During the first class I asked our meditation teacher about the difference between the MBSR program and the programs at MGH’s Benson-Henry Institute for Mind Body Medicine. She said that there is an important difference, but I never got to hear what it is, because we were interrupted. I got to hear Dr. Benson speak once about his program, and it sounded fascinating. By the way, the Benson-Henry Institute is the only place in Massachusetts I found that offers a six-week stress management class specifically for parents of “behaviorally challenging children.”

Worried about my telemers

I had never heard about telemers until I watched “Stress: Portrait of a killer” on DVD.

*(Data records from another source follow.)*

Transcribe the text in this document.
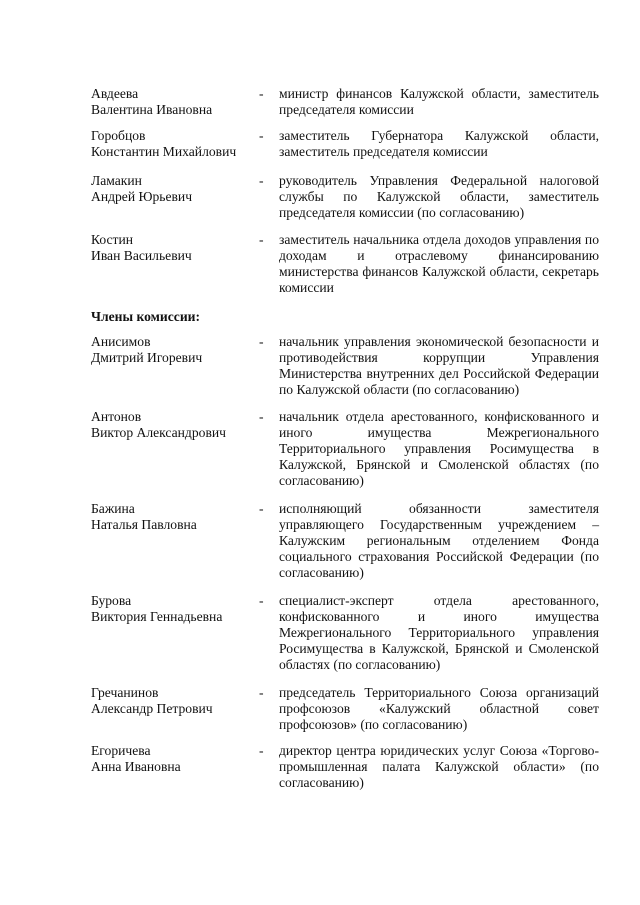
Авдеева
Валентина Ивановна
-	министр финансов Калужской области, заместитель председателя комиссии
Горобцов
Константин Михайлович
-	заместитель Губернатора Калужской области, заместитель председателя комиссии
Ламакин
Андрей Юрьевич
-	руководитель Управления Федеральной налоговой службы по Калужской области, заместитель председателя комиссии (по согласованию)
Костин
Иван Васильевич
-	заместитель начальника отдела доходов управления по доходам и отраслевому финансированию министерства финансов Калужской области, секретарь комиссии
Члены комиссии:
Анисимов
Дмитрий Игоревич
-	начальник управления экономической безопасности и противодействия коррупции Управления Министерства внутренних дел Российской Федерации по Калужской области (по согласованию)
Антонов
Виктор Александрович
-	начальник отдела арестованного, конфискованного и иного имущества Межрегионального Территориального управления Росимущества в Калужской, Брянской и Смоленской областях (по согласованию)
Бажина
Наталья Павловна
-	исполняющий обязанности заместителя управляющего Государственным учреждением – Калужским региональным отделением Фонда социального страхования Российской Федерации (по согласованию)
Бурова
Виктория Геннадьевна
-	специалист-эксперт отдела арестованного, конфискованного и иного имущества Межрегионального Территориального управления Росимущества в Калужской, Брянской и Смоленской областях (по согласованию)
Гречанинов
Александр Петрович
-	председатель Территориального Союза организаций профсоюзов «Калужский областной совет профсоюзов» (по согласованию)
Егоричева
Анна Ивановна
-	директор центра юридических услуг Союза «Торгово-промышленная палата Калужской области» (по согласованию)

Sure, I knew before that stress is not good for my physical health, after reading Minding the Body, Mending the Mind, by Joan Borysenko, but I had no idea that stress in a way damages our DNA (if I understand the process correctly). Yet that’s what Elizabeth Blackburn and Elissa Epel, two guest scientists on the show, were claiming.

Fascinated by their research, I looked for more information and what I found first freaked me out completely.

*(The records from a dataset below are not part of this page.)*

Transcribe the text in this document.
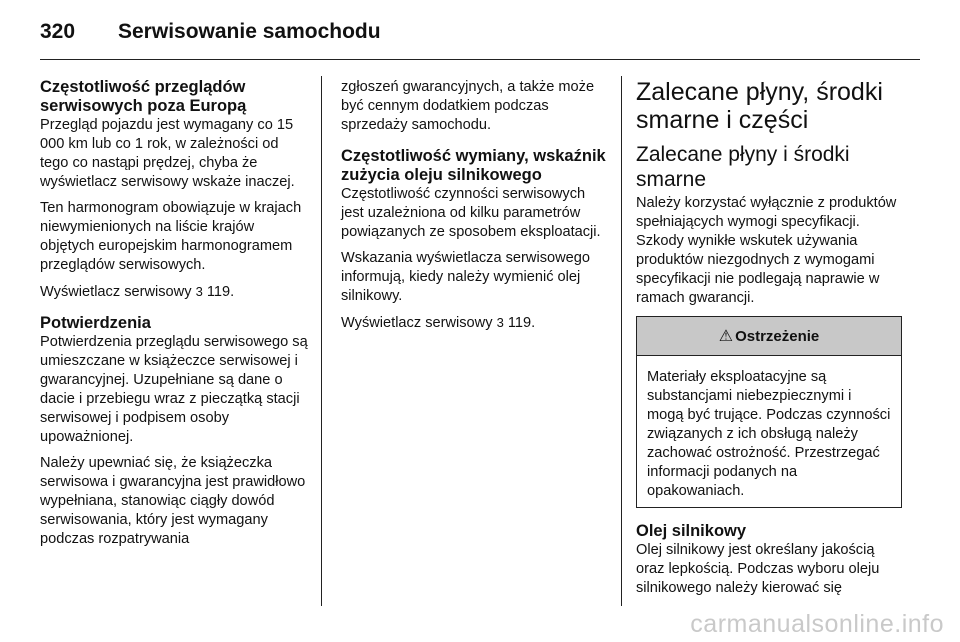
320 Serwisowanie samochodu
Częstotliwość przeglądów serwisowych poza Europą

Przegląd pojazdu jest wymagany co 15 000 km lub co 1 rok, w zależności od tego co nastąpi prędzej, chyba że wyświetlacz serwisowy wskaże inaczej.

Ten harmonogram obowiązuje w krajach niewymienionych na liście krajów objętych europejskim harmonogramem przeglądów serwisowych.

Wyświetlacz serwisowy 3 119.

Potwierdzenia

Potwierdzenia przeglądu serwisowego są umieszczane w książeczce serwisowej i gwarancyjnej. Uzupełniane są dane o dacie i przebiegu wraz z pieczątką stacji serwisowej i podpisem osoby upoważnionej.

Należy upewniać się, że książeczka serwisowa i gwarancyjna jest prawidłowo wypełniana, stanowiąc ciągły dowód serwisowania, który jest wymagany podczas rozpatrywania

zgłoszeń gwarancyjnych, a także może być cennym dodatkiem podczas sprzedaży samochodu.

Częstotliwość wymiany, wskaźnik zużycia oleju silnikowego

Częstotliwość czynności serwisowych jest uzależniona od kilku parametrów powiązanych ze sposobem eksploatacji.

Wskazania wyświetlacza serwisowego informują, kiedy należy wymienić olej silnikowy.

Wyświetlacz serwisowy 3 119.

Zalecane płyny, środki smarne i części
Zalecane płyny i środki smarne

Należy korzystać wyłącznie z produktów spełniających wymogi specyfikacji. Szkody wynikłe wskutek używania produktów niezgodnych z wymogami specyfikacji nie podlegają naprawie w ramach gwarancji.

⚠ Ostrzeżenie

Materiały eksploatacyjne są substancjami niebezpiecznymi i mogą być trujące. Podczas czynności związanych z ich obsługą należy zachować ostrożność. Przestrzegać informacji podanych na opakowaniach.

Olej silnikowy

Olej silnikowy jest określany jakością oraz lepkością. Podczas wyboru oleju silnikowego należy kierować się

carmanualsonline.info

Apparently, chronic stress experienced by parents who have children with special needs or disabilities is very dangerous as it “may promote earlier onset of age-related diseases.” (Elissa S. Epel, Elizabeth H. Blackburn, Jue Lin, Firdaus S. Dhabhar, Nancy E. Adler, Jason D. Morrow, Richard M. Cawthon (2004) Proceedings of the National Academy of Sciences of the United States of America, Vol. 101, No. 49 (Dec. 7, 2004), pp. 17312-17315.)

But when I dug some more, there seems to be a glimmer of hope –further research seems to suggest that “comprehensive lifestyle changes” which include “moderate aerobic exercise […]; stress management[…], and a 1-h group support session once per week” were “significantly associated with increases in cellular telomerase activity and telomere maintenance capacity in human immune system cells.” (Dean Ornish, Jue Lin, Jennifer Daubenmier, Gerdi Weidner, Elissa Epel, Colleen Kemp, Mark Jesus M Magbanua, Ruth Marlin, Loren Yglecias,Peter R Carroll, Elizabeth H Blackburn (2008) Lancet Oncol 2008; 9: 1048–57.)

If I get it right then, I’m on a fast lane to developing age-related diseases, unless I exercise, meditate, and create a good support network for myself. I better get cracking!